Hamamelis virginiana L. (Hamamélis de Virginie)

Noms français

Hamamélis de Virginie, café du diable, hamamélide de Virginie. Le h initial des mots « hamamélis » et « hamamélide » est muet. L'hamamélis de Virginie est aussi appelé « aune moucheté » et « noisetier de sorcière » dans certains ouvrages, mais il s'agit de calques de l'anglais aujourd'hui inusités.

Noms anglais

Witch hazel (witch-hazel, witchhazel), Virginian witch hazel, common witch hazel. Plusieurs autres noms sont utilisés, mais la plupart conviennent davantage à d'autres plantes : hazel nut, snapping hazel, spotted alder, striped alder, tobacco wood, winter bloom.

Morphologie

Petit arbre ou arbuste à tiges multiples, à feuilles décidues, haut de 1 à 5 m (très rarement jusqu'à 10 m), à écorce glabre, brune, mince et écailleuse et à branches nombreuses, longues, souples et ramifiées changeant de direction au niveau des noeuds. Selon certains, cette configuration en zigzag sert à étaler le feuillage et à capter le maximum de lumière malgré l'ombre des arbres plus grands. Les feuilles, qui ressemblent à celles des noisetiers (Corylus spp.), mesurent 5 à 15 cm de longueur et ont un bord ondulé ou festonné et une base asymétrique. La plante se multiplie en partie par drageonnement, mais surtout par la graine. Le système racinaire est souvent peu profond. Chez les sujets les mieux développés, le diamètre du tronc peut atteindre 10 cm, ou même dans de rares cas 30 cm. Les plus gros sujets se rencontrent dans le sud de l'aire de répartition.

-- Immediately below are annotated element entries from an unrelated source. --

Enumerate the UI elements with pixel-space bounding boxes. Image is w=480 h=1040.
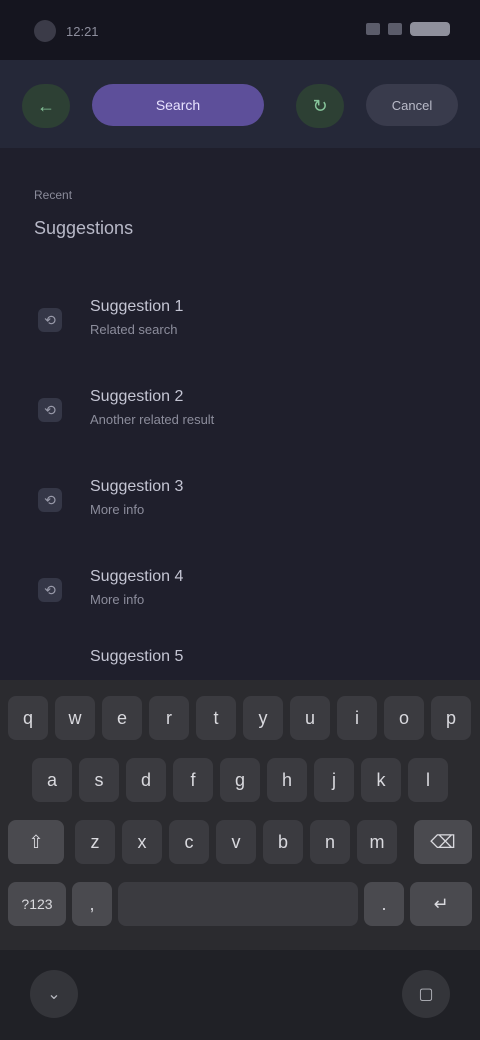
list-item-title: Suggestion 2 [90, 388, 184, 405]
status-right [366, 22, 450, 36]
key-t[interactable]: t [196, 696, 236, 740]
list-item-title: Suggestion 3 [90, 478, 184, 495]
list-item-title: Suggestion 4 [90, 568, 184, 585]
back-button[interactable]: ← [22, 84, 70, 128]
list-item[interactable]: ⟲ Suggestion 3 More info [0, 468, 480, 548]
status-left: 12:21 [34, 20, 99, 42]
backspace-key[interactable]: ⌫ [414, 820, 472, 864]
history-icon: ⟲ [38, 398, 62, 422]
status-time: 12:21 [66, 23, 99, 39]
back-icon: ← [37, 95, 55, 116]
cancel-button[interactable]: Cancel [366, 84, 458, 126]
list-item[interactable]: ⟲ Suggestion 2 Another related result [0, 378, 480, 458]
list-item-subtitle: More info [90, 592, 145, 607]
key-w[interactable]: w [55, 696, 95, 740]
status-indicator-icon [34, 20, 56, 42]
keyboard-row-3: ⇧ z x c v b n m ⌫ [0, 820, 480, 870]
wifi-icon [388, 23, 402, 35]
key-r[interactable]: r [149, 696, 189, 740]
enter-key[interactable]: ↵ [410, 882, 472, 926]
shift-key[interactable]: ⇧ [8, 820, 64, 864]
key-a[interactable]: a [32, 758, 72, 802]
list-item-subtitle: More info [90, 502, 145, 517]
key-s[interactable]: s [79, 758, 119, 802]
key-v[interactable]: v [216, 820, 256, 864]
recents-button[interactable]: ▢ [402, 970, 450, 1018]
key-o[interactable]: o [384, 696, 424, 740]
key-c[interactable]: c [169, 820, 209, 864]
key-m[interactable]: m [357, 820, 397, 864]
keyboard-hide-icon: ⌄ [47, 986, 61, 1003]
search-pill-label: Search [155, 97, 201, 113]
history-icon: ⟲ [38, 488, 62, 512]
search-pill[interactable]: Search [92, 84, 264, 126]
key-j[interactable]: j [314, 758, 354, 802]
key-u[interactable]: u [290, 696, 330, 740]
keyboard-row-1: q w e r t y u i o p [0, 696, 480, 746]
refresh-button[interactable]: ↻ [296, 84, 344, 128]
key-l[interactable]: l [408, 758, 448, 802]
content: Recent Suggestions ⟲ Suggestion 1 Relate… [0, 148, 480, 680]
period-key[interactable]: . [364, 882, 404, 926]
key-g[interactable]: g [220, 758, 260, 802]
list-item-subtitle: Related search [90, 322, 178, 337]
key-n[interactable]: n [310, 820, 350, 864]
list-item[interactable]: ⟲ Suggestion 4 More info [0, 558, 480, 638]
key-y[interactable]: y [243, 696, 283, 740]
history-icon: ⟲ [38, 308, 62, 332]
key-i[interactable]: i [337, 696, 377, 740]
comma-key[interactable]: , [72, 882, 112, 926]
key-h[interactable]: h [267, 758, 307, 802]
list-item-title: Suggestion 5 [90, 648, 184, 665]
list-item[interactable]: ⟲ Suggestion 1 Related search [0, 288, 480, 368]
keyboard: q w e r t y u i o p a s d f g h j k l ⇧ … [0, 680, 480, 950]
key-d[interactable]: d [126, 758, 166, 802]
section-title: Suggestions [34, 218, 134, 238]
cancel-label: Cancel [391, 97, 433, 113]
list-item-title: Suggestion 1 [90, 298, 184, 315]
key-b[interactable]: b [263, 820, 303, 864]
signal-icon [366, 23, 380, 35]
history-icon: ⟲ [38, 578, 62, 602]
keyboard-hide-button[interactable]: ⌄ [30, 970, 78, 1018]
nav-bar: ⌄ ▢ [0, 950, 480, 1040]
battery-icon [410, 22, 450, 36]
numbers-key[interactable]: ?123 [8, 882, 66, 926]
key-q[interactable]: q [8, 696, 48, 740]
key-e[interactable]: e [102, 696, 142, 740]
keyboard-row-4: ?123 , . ↵ [0, 882, 480, 932]
recents-icon: ▢ [418, 986, 434, 1003]
toolbar: ← Search ↻ Cancel [0, 60, 480, 148]
key-p[interactable]: p [431, 696, 471, 740]
list-item-subtitle: Another related result [90, 412, 215, 427]
section-overline: Recent [34, 188, 73, 202]
key-f[interactable]: f [173, 758, 213, 802]
key-k[interactable]: k [361, 758, 401, 802]
refresh-icon: ↻ [312, 95, 328, 116]
space-key[interactable] [118, 882, 358, 926]
key-z[interactable]: z [75, 820, 115, 864]
keyboard-row-2: a s d f g h j k l [0, 758, 480, 808]
status-bar: 12:21 [0, 0, 480, 60]
key-x[interactable]: x [122, 820, 162, 864]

L'hamamélis a la propriété particulière de fleurir tard en automne, souvent après les premières gelées. Les fleurs sont parfumées, jaunes, réunies en petits groupes axillaires. Elles s'ouvrent pendant le jaunissement des feuilles et persistent après leur chute. C'est le seul arbre forestier d'Amérique du Nord dont les branches peuvent porter en même temps des fruits mûrs, des fleurs et des bourgeons à bois prêts pour l'année suivante. Les fleurs possèdent quatre pétales tordus, en forme de lanières, longs de 1,5 à 2 cm, qui s'enroulent comme pour protéger la fleur lorsqu'il y a baisse de température et se déroulent lorsque la température remonte et que les insectes peuvent reprendre la pollinisation. Les fleurs résistent souvent à plusieurs gelées. L'hamamélis de Virginie produit une très belle floraison, d'autant plus voyante que la plupart des arbres ont déjà perdu leurs feuilles ou sont en train de les perdre.

Dans le nord de son aire, l'hamamélis fleurit entre le mois d'octobre et le début décembre, alors que pratiquement toutes les autres espèces ont fini de fleurir ou ont depuis longtemps terminé leur stade de floraison maximale. Dans le sud, la floraison peut se poursuivre jusqu'en mars. Les fruits, qui mûrissent l'été suivant, sont des capsules ligneuses, brunes, pubescentes, longues de 1 à 1,5 cm, surmontées de deux pointes et réunies en paires. Les graines, généralement deux par capsule, sont noires et luisantes à l'extérieur et blanches, huileuses et farineuses à l'intérieur. Elles sont petites, mais comestibles comme celles des noisetiers (Corylus spp.), qui appartiennent à une famille voisine.

Classification et répartition

Le genre Hamamelis comprend une demi-douzaine d'espèces, toutes des arbustes ou de petits arbres, à feuilles décidues. L'H. virginiana est présent depuis le Minnesota, le nord du Michigan, le sud de l'Ontario, le sud du Québec, le Nouveau-Brunswick et le sud de la Nouvelle-Écosse jusqu'au Texas et au centre de la Floride. Dans ce vaste territoire, plusieurs variétés ont été décrites à partir de caractères des feuilles, mais leur valeur taxonomique reste à vérifier.

Dans la partie nord de l'aire, les feuilles sont relativement grandes, les fleurs sont jaune vif, et la plante ne dépasse généralement pas la taille d'un arbuste. En Caroline du Sud, en Géorgie et en Floride, les feuilles sont généralement plus petites, les pétales sont d'un jaune sensiblement plus pâle, et la plante peut atteindre la taille d'un petit arbre (ce type correspond à la variété parvifolia Nutt.).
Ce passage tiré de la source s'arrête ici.